Tu sais que les histoires de mafia, de caïds, de gonzesses parfaites dans leurs proportions, ça m’emmerde grave. Je ne vois pas l’intérêt d’écrire si ce n’est pas pour dire…
Il a mis six années pour être satisfait de ce qu’il souhaitait partager avec ses lecteurs. Six années pour le peaufiner, comme disaient les tanneurs, et pour en faire un objet littéraire qui serait conforme à ce qu’il avait à dire. Je suppose donc que ce que j’ai eu entre les mains est bien le roman qu’il voulait partager.
C’est là que ça blesse.

J’ai adoré, pour de vrai, des films comme « Blade Runner ». Ce genre de dystopie me ramène au moment où j’imaginais le futur comme quelque chose de différent du présent. Même si j’ai un peu changé d’avis en grandissant… J’ai adoré l’atmosphère de brouillard, de pluie, transmise par ce film, pas celle proposée par ce roman. Les bruits et la violence partagés à travers les images. Les personnages creusés jusqu’au fond d’eux-mêmes, leurs cruauté, et leur empathie parfois, l’incompréhension qui jaillissait de ses cœurs de robots devenus humains.

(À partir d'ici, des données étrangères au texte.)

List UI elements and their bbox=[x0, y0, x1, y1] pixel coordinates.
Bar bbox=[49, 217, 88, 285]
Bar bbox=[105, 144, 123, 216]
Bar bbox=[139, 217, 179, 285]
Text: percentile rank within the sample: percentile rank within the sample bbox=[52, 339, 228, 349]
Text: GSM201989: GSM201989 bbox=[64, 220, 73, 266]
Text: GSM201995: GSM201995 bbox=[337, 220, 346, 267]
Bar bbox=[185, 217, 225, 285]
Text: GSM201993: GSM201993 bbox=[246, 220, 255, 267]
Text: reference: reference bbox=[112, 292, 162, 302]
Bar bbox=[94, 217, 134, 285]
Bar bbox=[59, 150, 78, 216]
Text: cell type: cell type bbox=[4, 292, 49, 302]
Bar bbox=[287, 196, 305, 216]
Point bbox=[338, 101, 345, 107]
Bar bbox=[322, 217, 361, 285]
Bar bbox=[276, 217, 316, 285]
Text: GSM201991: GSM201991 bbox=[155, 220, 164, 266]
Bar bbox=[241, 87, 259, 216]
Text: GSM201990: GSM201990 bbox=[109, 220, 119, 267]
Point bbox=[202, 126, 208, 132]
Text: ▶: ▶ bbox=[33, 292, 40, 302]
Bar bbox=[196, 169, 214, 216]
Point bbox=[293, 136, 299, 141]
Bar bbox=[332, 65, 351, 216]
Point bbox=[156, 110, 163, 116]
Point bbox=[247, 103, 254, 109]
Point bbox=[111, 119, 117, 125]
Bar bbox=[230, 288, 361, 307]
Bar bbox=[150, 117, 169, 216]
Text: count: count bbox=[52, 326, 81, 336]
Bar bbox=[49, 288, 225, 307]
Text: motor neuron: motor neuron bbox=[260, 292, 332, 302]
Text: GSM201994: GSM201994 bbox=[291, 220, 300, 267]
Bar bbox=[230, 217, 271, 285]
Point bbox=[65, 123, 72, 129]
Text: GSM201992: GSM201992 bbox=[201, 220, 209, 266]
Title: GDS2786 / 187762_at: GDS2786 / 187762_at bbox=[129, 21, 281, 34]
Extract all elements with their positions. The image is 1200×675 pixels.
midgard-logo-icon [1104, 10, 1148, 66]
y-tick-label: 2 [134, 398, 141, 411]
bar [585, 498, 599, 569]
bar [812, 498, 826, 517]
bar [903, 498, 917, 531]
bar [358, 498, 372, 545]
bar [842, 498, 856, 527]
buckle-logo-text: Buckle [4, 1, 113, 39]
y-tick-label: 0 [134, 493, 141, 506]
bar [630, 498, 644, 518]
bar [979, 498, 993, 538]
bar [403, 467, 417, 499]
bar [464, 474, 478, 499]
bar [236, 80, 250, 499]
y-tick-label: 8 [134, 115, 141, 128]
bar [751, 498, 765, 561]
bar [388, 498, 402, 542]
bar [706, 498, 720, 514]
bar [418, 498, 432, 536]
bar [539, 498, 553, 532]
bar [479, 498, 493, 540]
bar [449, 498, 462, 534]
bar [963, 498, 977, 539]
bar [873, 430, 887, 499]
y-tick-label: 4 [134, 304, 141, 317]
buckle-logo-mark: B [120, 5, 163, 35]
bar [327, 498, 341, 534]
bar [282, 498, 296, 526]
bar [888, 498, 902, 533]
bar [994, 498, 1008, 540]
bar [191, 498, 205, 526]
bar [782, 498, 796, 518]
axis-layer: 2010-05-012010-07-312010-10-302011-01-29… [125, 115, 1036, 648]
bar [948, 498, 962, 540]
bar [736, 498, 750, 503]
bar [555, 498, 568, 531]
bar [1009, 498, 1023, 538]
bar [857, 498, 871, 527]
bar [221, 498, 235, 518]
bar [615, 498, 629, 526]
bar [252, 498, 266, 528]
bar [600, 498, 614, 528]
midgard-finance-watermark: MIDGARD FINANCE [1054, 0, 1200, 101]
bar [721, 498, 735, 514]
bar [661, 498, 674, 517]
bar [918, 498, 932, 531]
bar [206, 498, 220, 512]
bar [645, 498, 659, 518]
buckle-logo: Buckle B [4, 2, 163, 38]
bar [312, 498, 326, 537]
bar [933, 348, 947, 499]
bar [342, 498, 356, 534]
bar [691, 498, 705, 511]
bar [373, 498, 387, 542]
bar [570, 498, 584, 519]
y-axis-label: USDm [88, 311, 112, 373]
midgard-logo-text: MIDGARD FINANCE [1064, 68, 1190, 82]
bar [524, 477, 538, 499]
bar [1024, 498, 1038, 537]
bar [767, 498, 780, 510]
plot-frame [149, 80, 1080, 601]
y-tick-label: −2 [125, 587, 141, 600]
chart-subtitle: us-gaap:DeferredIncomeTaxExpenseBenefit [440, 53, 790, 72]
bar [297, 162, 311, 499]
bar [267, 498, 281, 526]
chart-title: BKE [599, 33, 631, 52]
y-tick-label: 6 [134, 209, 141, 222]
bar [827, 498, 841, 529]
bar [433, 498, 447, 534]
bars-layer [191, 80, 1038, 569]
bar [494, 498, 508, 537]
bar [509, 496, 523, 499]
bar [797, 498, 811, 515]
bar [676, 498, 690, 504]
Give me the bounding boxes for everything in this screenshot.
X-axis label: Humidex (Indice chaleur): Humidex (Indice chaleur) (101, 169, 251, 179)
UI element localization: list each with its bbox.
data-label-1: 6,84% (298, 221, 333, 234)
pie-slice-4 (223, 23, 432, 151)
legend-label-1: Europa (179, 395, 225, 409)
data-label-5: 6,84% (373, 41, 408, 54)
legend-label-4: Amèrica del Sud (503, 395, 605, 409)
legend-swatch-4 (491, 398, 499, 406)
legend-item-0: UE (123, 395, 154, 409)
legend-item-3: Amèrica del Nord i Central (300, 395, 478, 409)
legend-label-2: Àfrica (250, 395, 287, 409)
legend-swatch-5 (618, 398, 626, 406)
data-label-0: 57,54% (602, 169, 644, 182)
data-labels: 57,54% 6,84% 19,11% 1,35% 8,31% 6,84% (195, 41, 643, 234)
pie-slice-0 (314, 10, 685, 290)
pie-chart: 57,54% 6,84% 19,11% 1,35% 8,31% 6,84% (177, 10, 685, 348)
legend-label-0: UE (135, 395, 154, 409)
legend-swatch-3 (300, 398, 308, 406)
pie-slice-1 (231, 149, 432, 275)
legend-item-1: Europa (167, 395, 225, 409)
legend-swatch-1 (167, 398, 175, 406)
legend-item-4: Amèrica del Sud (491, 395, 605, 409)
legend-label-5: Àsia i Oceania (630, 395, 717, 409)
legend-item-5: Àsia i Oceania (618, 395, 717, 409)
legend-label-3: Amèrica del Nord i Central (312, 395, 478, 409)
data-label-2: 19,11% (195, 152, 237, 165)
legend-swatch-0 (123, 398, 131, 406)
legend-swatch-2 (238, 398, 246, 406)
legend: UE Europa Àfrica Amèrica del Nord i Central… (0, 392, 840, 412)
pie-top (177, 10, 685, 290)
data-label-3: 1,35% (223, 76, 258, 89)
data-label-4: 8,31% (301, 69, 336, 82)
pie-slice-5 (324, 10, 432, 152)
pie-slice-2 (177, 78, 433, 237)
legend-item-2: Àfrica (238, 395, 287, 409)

La difficulté, quand tu aimes « Blade Runner », c’est que le reste de la production, livresque ou cinématographique, te paraît un peu pâlichonne.
Il est bien évident, et c’est comme d’habitude, que ce que j’écris ne concerne que moi.
Donc, quant à ce « Nom du père », il me paraît pâlichon.
Grave pâlichon.
Bien sûr qu’il y a des moments de plaisir, de presque poésie, bien sûr qu’Éric Maravélias sait écrire et qu’il n’a rien à prouver à personne, bien sûr. Mais bien sûr aussi que j’aurais aimé que cette écriture soit plus proche des personnages et de l’histoire qu’il nous raconte.
Rien de ce qui a été mis en place dans le premier chapitre n’a évolué pour un twist final qui aurait pu me surprendre, et c’est là aussi que j’ai été déçu. Dante et Falcone, le Macédonien et l’Albanais, le père et le fils, tout est cousu de fil blanc, sans surprise, jusqu’au chapitre final.
J’ai pendant toute cette lecture espéré autre chose, autre chose que des hasards fabriqués par l’auteur, donc par le Dieu de ce roman, puisque c’est lui qui décide, autre chose que des rencontres faciles et des personnages tellement surjoués qu’ils en deviennent presque drôles dans leur caricature.
Autre chose que des situations mises en place par le romancier pour arriver à ses fins…
Autre chose, enfin, que des scènes vues et revues, lues et relues à travers la production dystopique de l’édition, autre chose, finalement, que des pages remplies pour le plaisir de les remplir.
Pourquoi, enfin, faire accéder des personnages tout à fait secondaires, et qui n’ont pas capacité à devenir autre chose que des personnages secondaires, à des paragraphes entiers de descriptions sans grand intérêt mis à part, là encore, le fait de remplir des lignes.
L’histoire de Moustique, au hasard, et de son pote Boris, qui ne servent qu’à fabriquer la scène finale mais qui n’ont, eux non plus, aucun rôle autre que celui des heureuses coïncidences fabriquant une espèce d’apothéose presque triste dans son manque d’intérêt.
Pour conclure, parce que le profond respect que j’ai pour l’auteur de « La faux soyeuse » m’interdit d’en dire plus, j’attendais tellement de ce roman, que j’y ai sans doute mis trop d’envie.

Le titre m’a fait espérer une approche psychologique que je n’ai pas trouvée au cœur de ce récit, et c’est tellement dommage.

Arkan aurait tellement gagné à être « écrit », fouillé, mal compris puis fouillé encore…
« Le nom du père » aurait tellement gagné à être plus proche des mots et moins proche de l’envie de bien faire…

C’est et ça restera sans doute un vrai bon roman. Distrayant, facile à lire, et comme disait Manchette, une valeur presque sûre. C’est pas un mince compliment quand tu sais dans quelle estime je tiens JiPé.

Il va trouver, parce que c’est mérité, ses lecteurs et c’est tant mieux. Tant mieux parce que la production littéraire frôle souvent le niveau de la mer, mais je persiste à penser qu’il lui manque la substantifique moelle que j’aurais voulu y trouver.

C’est, malheureusement, tout ce que j’ai à dire sur ce roman.